À l’heure de la transition énergétique, les minerais stratégiques suscitent des convoitises à travers le monde. Y compris dans les abysses, les grands fonds sous-marins. Ils recèlent des milliers de tonnes potentiellement exploitables. Ce trésor fait rêver les industriels mais provoque aussi beaucoup d’inquiétudes concernant l’environnement.
Ce jeudi à Londres, sont réunis plusieurs entreprises spécialisées et du secteur minier sous-marin. Elles travaillent depuis plusieurs années à une exploitation des grands fonds océaniques entre 3 et 6000 mètres.
Dans certaines régions du globe on trouve dans les plaines abyssales toutes sortes de minerais notamment sous la forme de nodules polymétalliques. “Ils ressemblent à des patates et contiennent de multiples métaux, cobalt, manganèse, cuivre, en très forte concentration par rapport à ce qu'on peut trouver sur Terre”, explique Emmanuel Hache, adjoint scientifique à IFP énergies nouvelles et directeur de recherche à l’IRIS.
Ces nodules peuvent se trouver dans les zones économiques exclusives de pays, mais le plus souvent dans les eaux internationales comme dans le Pacifique nord est avec la zone Clarion-Clipperton. Ce secteur de 9 millions de km2 est particulièrement convoité et riche, selon les estimations la zone recèlerait 21 milliards de tonnes de nodules. Des minerais . “Si vous prenez le cobalt, on aurait 300% de ressources, supérieures au niveau des océans par rapport à ce que l'on a sur Terre. 23-24% des réserves connues en cuivre, 10% du lithium, 15 % de terres rares”, précise Emmanuel Hache. Des réserves de minerais stratégiques qui sont essentiels dans la course à la transition énergétique et que certains Etats se verraient bien sécuriser.
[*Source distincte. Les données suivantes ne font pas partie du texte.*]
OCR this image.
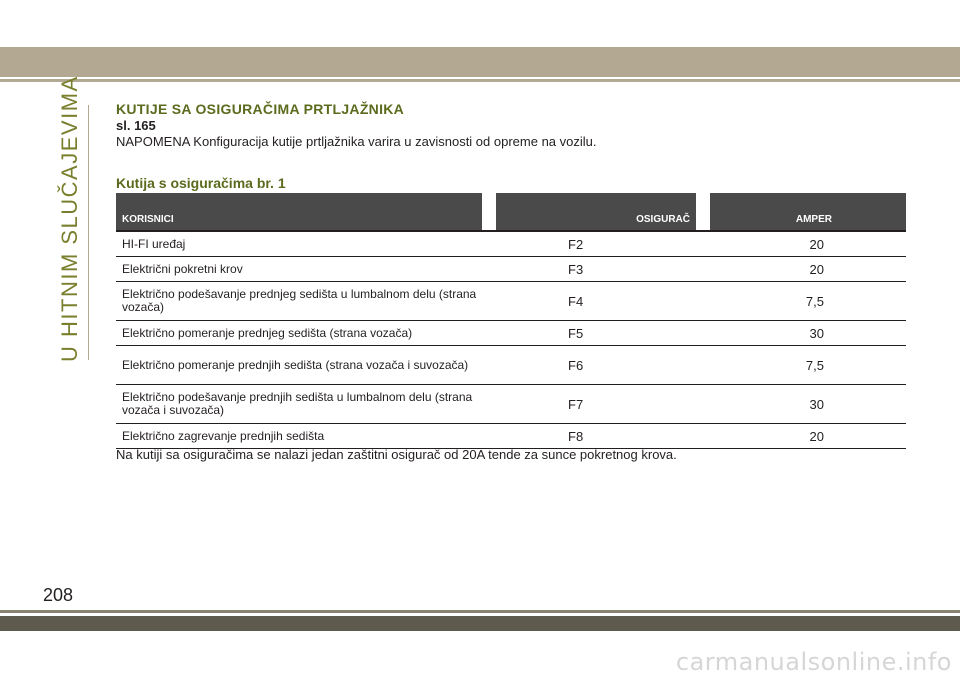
U HITNIM SLUČAJEVIMA KUTIJE SA OSIGURAČIMA PRTLJAŽNIKA
sl. 165
NAPOMENA Konfiguracija kutije prtljažnika varira u zavisnosti od opreme na vozilu.
Kutija s osiguračima br. 1
KORISNICI		OSIGURAČ		AMPER
HI-FI uređaj		F2		20
Električni pokretni krov		F3		20
Električno podešavanje prednjeg sedišta u lumbalnom delu (strana vozača)		F4		7,5
Električno pomeranje prednjeg sedišta (strana vozača)		F5		30
Električno pomeranje prednjih sedišta (strana vozača i suvozača)		F6		7,5
Električno podešavanje prednjih sedišta u lumbalnom delu (strana vozača i suvozača)		F7		30
Električno zagrevanje prednjih sedišta		F8		20
Na kutiji sa osiguračima se nalazi jedan zaštitni osigurač od 20A tende za sunce pokretnog krova.
208
carmanualsonline.info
L’entreprise canadienne The Metal Compagny, pionnière dans la prospection minière sous-marine, a remonté plus de 3.000 tonnes de nodules lors de tests en 2022. La collecte se fait à plus de 4 kilomètres de profondeur avec un véhicule sous-marin monté sur chenilles qui envoie les nodules vers le navire par un tuyau géant.
Les scientifiques et défenseurs des océans alertent depuis longtemps sur les menaces que cette future exploitation industrielle fait peser sur les écosystèmes marins fragiles. “Il n’y a pas assez de recul actuellement et surtout la faune des abysses est encore quasi inconnue”, souligne Sabine Roux de Bézieux, présidente de la Fondation de la mer. “Sur la zone Clarion Clipperton en particulier 90% des espèces qu'on a découvertes dans les 10 dernières années étaient totalement inconnues”.
L’inquiétude porte aussi sur les bruits de l’exploitation pour les cétacés et aussi sur d'éventuelles perturbations des capacités de stockage de CO2 de l’Océan. Les défenseurs de l’environnement font aussi valoir l’impossibilité de contrôler de telles activités à des milliers de km des côtes et des milliers de mètres de profondeur.
Des discussions sont en cours depuis dix ans. C’est l'Autorité internationale des fonds marins (AIFM) qui a juridiction sur les fonds marins des eaux internationales. Les ressources du plancher océanique étant classées "patrimoine commun de l'humanité". C’est un organisme autonome créé par la Convention des Nations unies sur le droit de la mer. L’AIFM n’a délivré jusqu’ici que des permis d’exploration mais elle négocie un code minier pour établir des règles d'exploitation dans les eaux internationales. L'objectif fixé était de le finaliser en 2025 mais les dernières négociations n'ont pas abouti.
Ces discussions se sont accélérées en raison de l'activation d'une clause juridique qui permet depuis 2023 à tout entreprise sponsorisée par un Etat de déposer une demande de contrat d'exploitation même en l'absence de ce code. Dans ce contexte plusieurs pays comme la France, demandent un moratoire. Cette position gagne du terrain mais elle est loin de faire l'unanimité au sein des 169 Etats membres de l'AIFM.
L'exploration et l'exploitation des fonds marins créent des divergences géopolitiques
"L'exploration et l'exploitation des fonds marins créent des divergences géopolitiques au niveau international. On n'a absolument pas une position commune sur cette question”, souligne Emmanuel Hache. Certains pays comme le Japon, la Chine ou les États-Unis sont favorables. D’autres sont intéressés comme la Norvège.
La majeure partie des pays européens sont prudents ou souhaitent une interdiction. Les États du Sud redoutent eux d’être dépossédés de ressources. De son côté, l'entreprise canadienne The Metals Company, ne veut plus attendre pour commencer l’exploitation. L'entreprise lance un premier contrat d'extraction minière commerciale en haute mer, via l'administration Trump.
Le sujet de l’exploitation des fonds marins sera l’un des dossiers brûlants du prochain sommet mondial des océans en juin à Nice.